Formerly ‘The Super Skoda’, raced extensively by Tony Sugden
For 1975, March finally put a real effort into their sports car, no doubt impressed by the sales figures of the earlier iterations. The work focused on the car’s poor aerodynamics and an all-new body was developed in the MIRA wind tunnel. Gone were the attractive but ineffective curvaceous lines of the early 73S and 74S. The new 75S instead featured a sharp and very low nose. No doubt inspired by the contemporary F1 cars, a huge air-box was part of the new package, as was a full width, strut-mounted rear wing.
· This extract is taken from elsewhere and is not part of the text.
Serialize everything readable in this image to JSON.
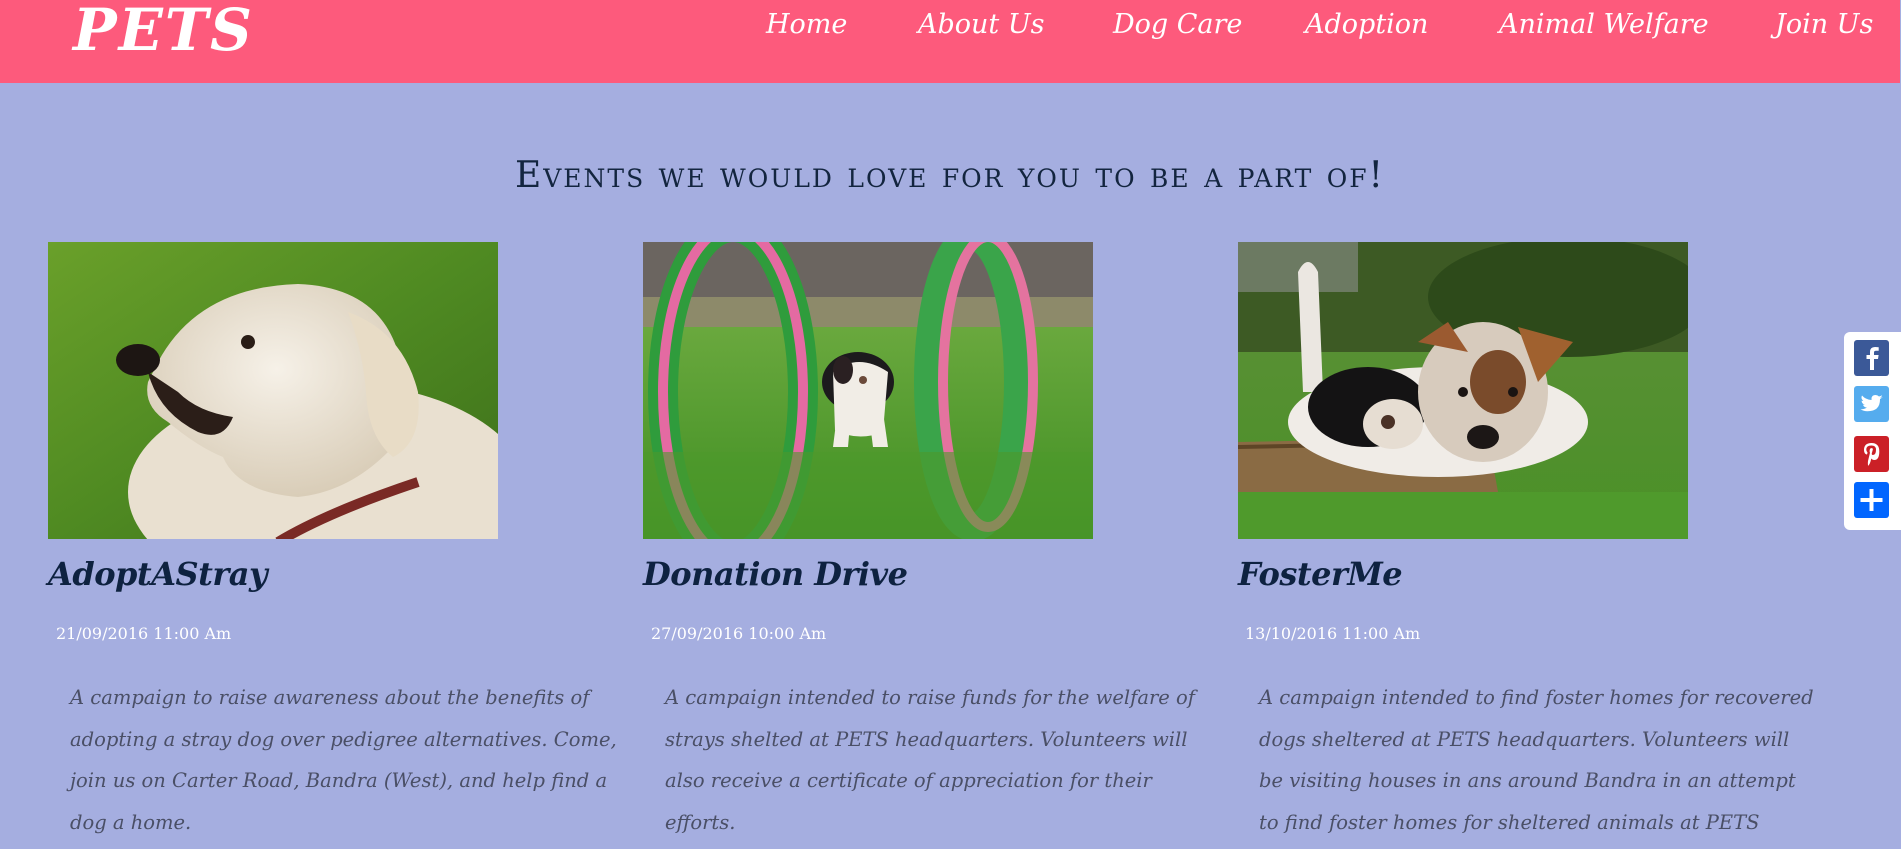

Underneath the all-new body, the 75S was an evolution of the existing design line of sports cars. A full-width sheet aluminium monocoque along with steel rear subframe formed the car’s chassis. At the front the conventional suspension consisted of double wishbones, while the rear boasted one upper and two lower links, and twin trailing arms. Although the 75S could accommodate a choice of engines, the 300 bhp BMW M12 remained the most popular. It was mated to a Hewland 5-speed gearbox.
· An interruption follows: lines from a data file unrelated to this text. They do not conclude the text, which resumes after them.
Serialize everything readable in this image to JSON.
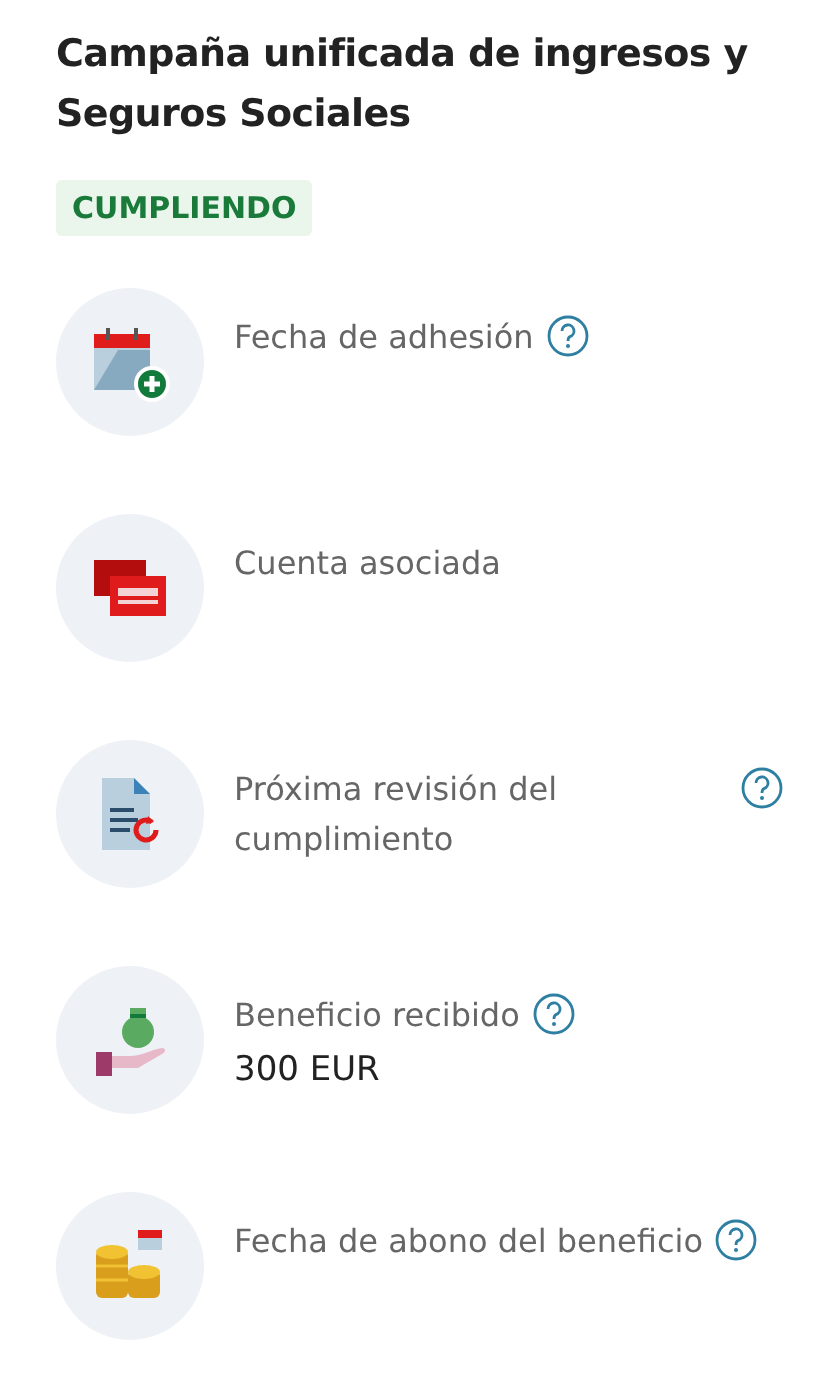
{
  "title": "Campaña unificada de ingresos y Seguros Sociales",
  "status_badge": "CUMPLIENDO",
  "items": [
    {
      "kind": "calendar",
      "label": "Fecha de adhesión",
      "help": true
    },
    {
      "kind": "cards",
      "label": "Cuenta asociada",
      "help": false
    },
    {
      "kind": "document",
      "label": "Próxima revisión del cumplimiento",
      "help": true
    },
    {
      "kind": "money",
      "label": "Beneficio recibido",
      "help": true,
      "value": "300 EUR"
    },
    {
      "kind": "coins",
      "label": "Fecha de abono del beneficio",
      "help": true
    }
  ]
}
We purchased this car in 2013 from Ryan Hodges of Bristol – the car was complete, but offered in component form, requiring a comprehensive full rebuild, however the monocoque had already been rebuilt to a high standard. I then commissioned research into the car’s past which revealed as follows –
Built to ‘Thundersports’ specification in 1979 by Jim Evans using the remains of the 1976 ex-Sayers 762 Hart and a bespoke 75S tub built by John Leek. The car amazed the press qualifying 4th on its debut at the 1981 ‘International’ Group 5 touring car race at Donington Park, beating the BMW M1s, Porsches and other exotic machinery. The car ran with a Turbo FVC and Lotus Esprit bodyshell at this time, but was later reconfigured into the ‘Super Skoda’ that Tony Sugden had massive success with, racing in Super Saloons and Thundersports. The car ran with a variety of engines throughout the ‘Skoda’ period including the belt-driven turbo Ford and a 3.0 litre Cosworth DFV (documented). The car has now been comprehensively rebuilt back to correct three-litre 75S specification by McLaren specialists Autotune of Rishton, with over £50,000 spent within the last twelve months – It’s ideal for Masters Interseries Can-Am and lots of other series across Europe and the USA. Currently fitted with a quad-cam V6, the car has proven to be both reliable and competitive with a top 10 finish in the highly competitive HSCC Thundersports series on its debut. All crack-testing was completed in 2016, with certification. Available, with, or without the V6 engine, meaning a DFV, BMW or Hart engine could be installed by the purchaser.